J’essaie de penser à l’avenir. Je continue de contribuer à la vie de mon bataillon, en me rendant à notre base. Le travail d’aide aux blessés ne s’arrête jamais, il dure 24 heures sur 24 depuis quatre ans déjà. Même quand j’étais en Israël, je suis resté joignable pour mes soldats, excepté les quelques heures qu'a duré l’intervention chirurgicale.

Concernant mes études, on m’a bien accueilli à l’université. J’ai bien réussi les examens, même s’ils étaient difficiles. Mes trois ans d’expérience de la guerre m’ont bien aidés. Les professeurs me traîtent différemment. Certains essaient de m’aider avec des cours supplémentaires, d'autres disent derrier mon dos : "pourquoi fait-elle ça ?, comme va-t-elle travailler ? ".
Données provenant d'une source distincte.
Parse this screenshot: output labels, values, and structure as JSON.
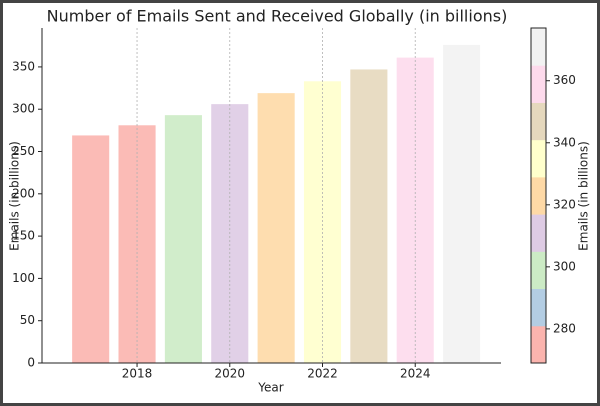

Mais les médecins ne doivent pas seulement travailler physiquement ou avec leurs mains. Ils doivent d'abord travailler avec leur tête. De plus, on peut, et il faut surtout, travailler avec des combattants amputés, et qui mieux qu'une personne en fauteuil roulant pourrait mieux les comprendre. Je continue d'aller voir des militaires grièvement blessés, ceux qui ont été amputés et se sentent alors au bord du suicide. Je travaille avec eux, car entre nous on peut se comprendre.

Cette guerre a beaucoup changé notre réalité : tout le monde doit s’habituer à ce que dans notre société, il y ait désormais des amputés, des personnes en fauteuils roulants. Il faut s’y habituer et réagir correctement. Même les gens ordinaires doivent apprendre à réagir correctement ou, plus précisement, à agir comme ils le feraient avec tout le monde, sans pitié ou autre chose.

- Avez-vous malgré tout quelques instants de bonheur?

- Après cette blessure et tout ce qui est arrivé, il ne me reste qu’un dixième de mes capacités à ressentir des émotions. D’autant plus que j’ai tout le temps mal au dos. Je ne veux pas prendre d'opiacés, bien qu'ils m'aient été prescrits pour plusieurs années. Les analgésiques n'agissaient presque pas, même dans les hôpitaux. Cette douleur ne cessent jamais chez les personnes ayant des traumatismes de la colonne vértebrale. Il faut vivre avec et mourir avec. Il faut l’accepter comme quelque chose que l’on ne peut changer.

Mais quand je regarde en arrière, quand je vois les visages des gars que le bataillon a sauvés, je me rends compte que je serais d’accord pour refaire pratiquement tout ce que j’ai fait dans ma vie.